The Company must publish notice of such redemption in daily newspapers in the English language of general circulation in the Borough of Manhattan, New York, New York, and in the City of Pittsburgh, Pennsylvania,
as well as by mail to each record holder. The Company must give such notice not less than 30 days nor more than 60 days before the date fixed for redemption. If the Company redeems only part of the Serial Preferred Stock, the Company will select the shares to be redeemed pro rata or by lot, as the Board determines.
If notice of redemption has been given, from and after the redemption date for the shares of Serial Preferred Stock called for redemption, the following will occur, unless the Company fails to provide funds for payment of the redemption price:
such shares will no longer be deemed to be outstanding; and
holders will have no further rights as shareholders of the Company, except the right to receive the redemption price.
All shares of Serial Preferred Stock which the Company redeems will be cancelled and not reissued.
Upon any liquidation, dissolution or winding up of the Company, each holder of Serial Preferred Stock will be entitled to receive, out of the assets of the Company available for distribution to shareholders, $100 per share plus accrued and unpaid dividends, before any payment or distribution is made to the holders of the Common Stock or the Class B Serial Preferred Stock.
Holders of Serial Preferred Stock do not have any preemptive right to subscribe for any securities of the Company.
Conversion and Exchange Rights
Serial Preferred Stock is not convertible or exchangeable for the Common Stock.
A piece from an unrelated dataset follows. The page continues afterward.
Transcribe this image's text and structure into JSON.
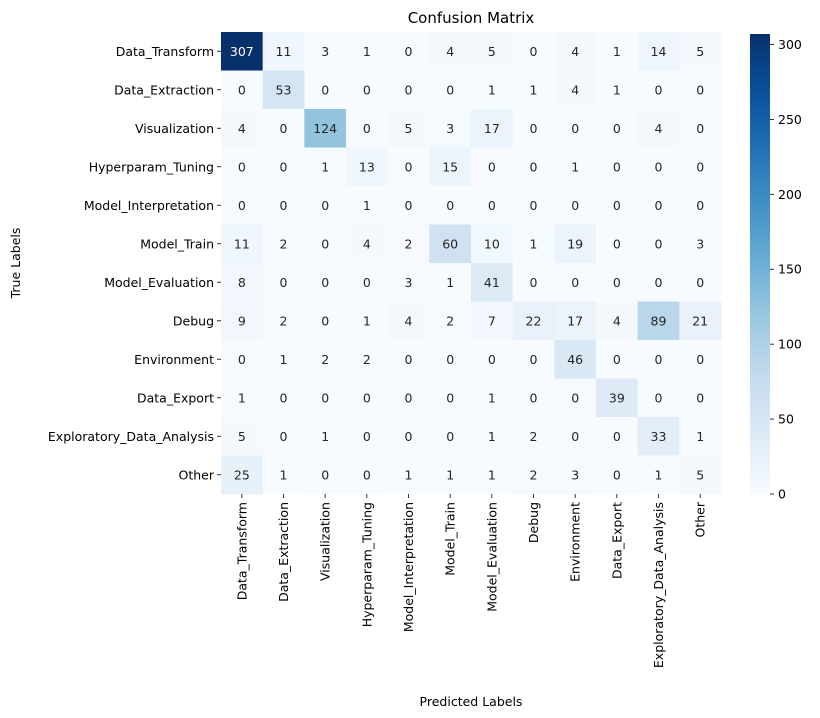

Except as expressly required by applicable law or in the Certificate of Incorporation, the holders of the Serial Preferred Stock will not be entitled to vote. If at any time the amount of any accrued and unpaid dividends on the Preferred Stock is at least equal to the amount of four quarterly dividends, the holders of the Preferred Stock will have one vote per share, provided, however, that such voting rights of the holders of the Preferred Stock will continue only until all quarterly dividends accrued on the Preferred Stock have been paid or declared and a sum sufficient for the payment thereof set apart.
The Company must obtain the consent of the holders of at least a majority of the outstanding Preferred Stock, voting as a class, to do the following:
authorize any additional class of stock or increase the authorized number of shares of Preferred Stock or any class of stock which ranks on a parity with the Preferred Stock as to dividends or assets; or
merge or consolidate with or into any other corporation if the corporation surviving or resulting from such merger or consolidation would have any authorized class of stock ranking senior to or on a parity with the
Preferred Stock, except the same number of shares of stock with the same rights and preferences as the authorized stock of the corporation immediately before such merger or consolidation.
Except in pursuance of a merger or consolidation with or into another corporation in the foregoing paragraph, the Company may not, without the consent of the holders of at least sixty-six and two-thirds percent of the outstanding Preferred Stock, voting as a class:
make any adverse change in the rights and preferences of the Preferred Stock. If such a change would affect any series of Preferred Stock adversely as compared to the effect on any other series of Preferred Stock, no such change may be made without the additional consent of the holders of at least sixty-six and two-thirds percent of the outstanding shares of such series of Preferred Stock;
authorize any additional class of stock or increase the authorized number of shares of any class of stock which ranks senior to the Preferred Stock as to dividends or assets; or
sell or otherwise part with control of all or substantially all of its property or business or voluntarily liquidate, dissolve or wind up its affairs.